How do you debug a Pod stuck in CrashLoopBackOff?

7 minintermediatecrashloopbackofftroubleshootingdebugging

Quick Answer

CrashLoopBackOff means the container keeps starting, then exiting/crashing, and Kubernetes is applying an exponential backoff delay between restart attempts. Start with `kubectl logs <pod> --previous` to see the crashed container's actual output (not the new attempt's, which may not have logged anything yet), then `kubectl describe pod <pod>` for exit codes and recent events, checking specifically for a misconfigured liveness probe killing an otherwise-healthy container, an application error on startup, or a missing dependency/configuration.

Detailed Answer

What CrashLoopBackOff actually means

The container is starting, then exiting (crashing, or being killed) repeatedly, and Kubernetes is deliberately backing off between restart attempts (waiting progressively longer — 10s, 20s, 40s, up to a cap around 5 minutes) rather than restarting instantly and indefinitely, which would otherwise hammer the node with a tight restart loop.

kubectl get pods
# NAME        READY   STATUS             RESTARTS   AGE
# my-app-xyz  0/1     CrashLoopBackOff   7          12m

Step 1: check the previous (crashed) container's logs

kubectl logs my-app-xyz --previous

This is the single most important first command — --previous retrieves logs from the last terminated instance of the container, which usually contains the actual error message explaining why it crashed (a stack trace, a missing environment variable error, a failed database connection). Without --previous, kubectl logs shows the current (possibly still-starting, possibly not-yet-logged-anything) attempt, which may be empty or unhelpful.

Step 2: check describe for exit code and events

kubectl describe pod my-app-xyz

Look specifically at:

  • Last State: Terminated, Reason, Exit Code — a specific exit code narrows down the cause considerably: 0 (clean exit — odd for a container that's supposed to run forever, might indicate the main process finished and exited normally when it shouldn't have), 1 (generic application error), 137 (128+SIGKILL — often an OOMKill, see that question, or a liveness probe failure), 143 (128+SIGTERM — graceful termination, possibly from a liveness probe or a manual action).
  • Events at the bottom — often shows directly whether a liveness probe is failing and killing the container (Liveness probe failed: ...), which points straight at a probe misconfiguration rather than the application itself being broken.

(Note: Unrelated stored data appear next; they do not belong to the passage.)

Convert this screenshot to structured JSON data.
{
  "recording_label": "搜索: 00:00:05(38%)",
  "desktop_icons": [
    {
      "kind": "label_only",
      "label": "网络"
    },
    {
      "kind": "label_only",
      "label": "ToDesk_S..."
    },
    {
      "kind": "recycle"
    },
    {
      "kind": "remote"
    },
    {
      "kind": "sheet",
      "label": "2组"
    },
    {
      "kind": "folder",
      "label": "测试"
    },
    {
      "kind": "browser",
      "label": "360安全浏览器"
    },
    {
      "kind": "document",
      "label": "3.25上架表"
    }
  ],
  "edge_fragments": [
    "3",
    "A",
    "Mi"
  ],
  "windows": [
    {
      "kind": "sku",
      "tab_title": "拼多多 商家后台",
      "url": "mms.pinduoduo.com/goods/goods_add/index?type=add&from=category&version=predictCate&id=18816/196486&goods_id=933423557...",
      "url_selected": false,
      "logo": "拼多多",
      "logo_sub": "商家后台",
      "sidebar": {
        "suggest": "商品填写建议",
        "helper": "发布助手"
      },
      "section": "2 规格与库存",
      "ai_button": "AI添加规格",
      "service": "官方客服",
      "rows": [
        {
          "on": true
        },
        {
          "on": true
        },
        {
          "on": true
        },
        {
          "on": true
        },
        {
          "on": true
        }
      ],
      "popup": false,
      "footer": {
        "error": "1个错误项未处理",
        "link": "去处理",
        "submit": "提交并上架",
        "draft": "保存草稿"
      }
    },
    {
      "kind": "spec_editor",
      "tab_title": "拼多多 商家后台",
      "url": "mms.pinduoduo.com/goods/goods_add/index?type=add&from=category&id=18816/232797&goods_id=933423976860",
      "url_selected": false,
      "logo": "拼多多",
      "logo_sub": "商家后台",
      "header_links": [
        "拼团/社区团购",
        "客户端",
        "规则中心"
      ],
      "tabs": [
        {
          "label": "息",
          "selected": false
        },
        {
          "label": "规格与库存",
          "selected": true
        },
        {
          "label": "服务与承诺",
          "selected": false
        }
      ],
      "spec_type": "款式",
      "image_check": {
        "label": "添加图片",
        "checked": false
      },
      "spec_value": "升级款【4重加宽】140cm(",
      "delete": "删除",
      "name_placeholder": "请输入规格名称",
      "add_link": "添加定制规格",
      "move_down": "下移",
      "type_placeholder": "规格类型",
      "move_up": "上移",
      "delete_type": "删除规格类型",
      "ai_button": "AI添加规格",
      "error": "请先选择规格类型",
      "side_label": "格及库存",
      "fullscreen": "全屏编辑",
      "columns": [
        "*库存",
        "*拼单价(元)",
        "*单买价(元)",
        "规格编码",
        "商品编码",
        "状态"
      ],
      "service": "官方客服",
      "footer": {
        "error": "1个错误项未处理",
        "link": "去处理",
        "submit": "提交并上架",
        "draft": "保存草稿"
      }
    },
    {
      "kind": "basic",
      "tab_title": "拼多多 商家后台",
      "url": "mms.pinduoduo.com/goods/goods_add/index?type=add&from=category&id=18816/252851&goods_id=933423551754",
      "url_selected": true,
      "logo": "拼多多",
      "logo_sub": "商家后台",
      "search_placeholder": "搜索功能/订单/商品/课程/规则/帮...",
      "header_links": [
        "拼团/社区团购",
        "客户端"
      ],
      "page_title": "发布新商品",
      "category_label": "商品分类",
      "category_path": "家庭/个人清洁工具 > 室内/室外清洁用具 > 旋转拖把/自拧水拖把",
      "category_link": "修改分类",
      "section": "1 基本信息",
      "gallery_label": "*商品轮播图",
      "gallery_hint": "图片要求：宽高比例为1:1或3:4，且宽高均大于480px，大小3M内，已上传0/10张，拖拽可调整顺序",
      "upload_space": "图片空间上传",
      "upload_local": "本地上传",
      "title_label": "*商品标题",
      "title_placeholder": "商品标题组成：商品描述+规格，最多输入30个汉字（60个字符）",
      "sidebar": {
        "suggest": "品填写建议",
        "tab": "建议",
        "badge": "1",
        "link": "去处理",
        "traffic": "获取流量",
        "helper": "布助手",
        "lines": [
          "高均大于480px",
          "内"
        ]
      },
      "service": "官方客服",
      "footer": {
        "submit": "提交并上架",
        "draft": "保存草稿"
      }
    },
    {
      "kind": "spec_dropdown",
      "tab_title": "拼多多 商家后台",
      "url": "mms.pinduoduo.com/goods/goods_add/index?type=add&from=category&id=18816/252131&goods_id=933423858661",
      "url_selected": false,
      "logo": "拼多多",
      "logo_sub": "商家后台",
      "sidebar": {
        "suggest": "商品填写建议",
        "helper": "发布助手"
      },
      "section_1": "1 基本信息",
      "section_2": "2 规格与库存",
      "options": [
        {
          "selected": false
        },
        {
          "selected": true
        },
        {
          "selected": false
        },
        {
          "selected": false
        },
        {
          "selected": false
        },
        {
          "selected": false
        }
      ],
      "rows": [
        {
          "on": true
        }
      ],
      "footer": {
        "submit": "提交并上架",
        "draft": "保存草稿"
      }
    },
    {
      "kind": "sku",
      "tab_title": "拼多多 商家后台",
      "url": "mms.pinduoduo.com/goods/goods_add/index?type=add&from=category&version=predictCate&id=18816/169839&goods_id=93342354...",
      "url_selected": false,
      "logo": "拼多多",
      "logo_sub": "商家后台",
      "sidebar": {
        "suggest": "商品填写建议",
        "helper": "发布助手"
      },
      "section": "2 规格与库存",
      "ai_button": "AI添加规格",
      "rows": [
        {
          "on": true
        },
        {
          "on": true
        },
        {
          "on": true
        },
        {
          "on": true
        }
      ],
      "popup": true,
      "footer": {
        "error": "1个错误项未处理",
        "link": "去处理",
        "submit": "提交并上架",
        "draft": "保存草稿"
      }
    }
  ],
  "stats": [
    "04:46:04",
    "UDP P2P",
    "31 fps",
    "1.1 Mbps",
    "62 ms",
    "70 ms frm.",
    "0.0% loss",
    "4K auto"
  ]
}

Common root causes, roughly in order of frequency

  1. Application error on startup — a missing environment variable, a bad configuration file, an unhandled exception during initialization. The --previous logs should show this directly.
  2. Misconfigured liveness probe — the probe is checking something that isn't actually indicative of a fatal problem (e.g., a downstream dependency being briefly unavailable), causing an otherwise-healthy container to be killed repeatedly (see the probes question).
  3. Missing dependency/resource — the application can't reach a required database, another service, or a mounted ConfigMap/Secret that doesn't exist or is misnamed.
  4. OOMKilled (see that question) — the container is repeatedly exceeding its memory limit; describe pod will show OOMKilled as the termination reason distinctly from a generic crash.
  5. Immediate exit due to incorrect container command/entrypoint — e.g., a container built to run a one-shot script rather than a long-running server process, used incorrectly in a Deployment (which expects the main process to keep running).

When logs alone aren't enough

kubectl exec -it my-app-xyz -- /bin/sh    # only works if the container is currently running long enough

If the crash happens too fast to exec into the container, consider temporarily overriding the Pod's command to something that keeps it alive long enough to investigate interactively (command: ["sleep", "3600"], in a debug copy of the manifest — never in the real production manifest), or use kubectl debug (a newer, purpose-built command for attaching an ephemeral debug container to a running or crashing Pod) to get a shell alongside the problematic container without needing to modify its spec at all.

Naming --previous specifically (rather than just "check the logs") is a strong, concrete signal of hands-on debugging experience — it's the detail that trips up people who've only read about Kubernetes without actually having debugged a real crash loop.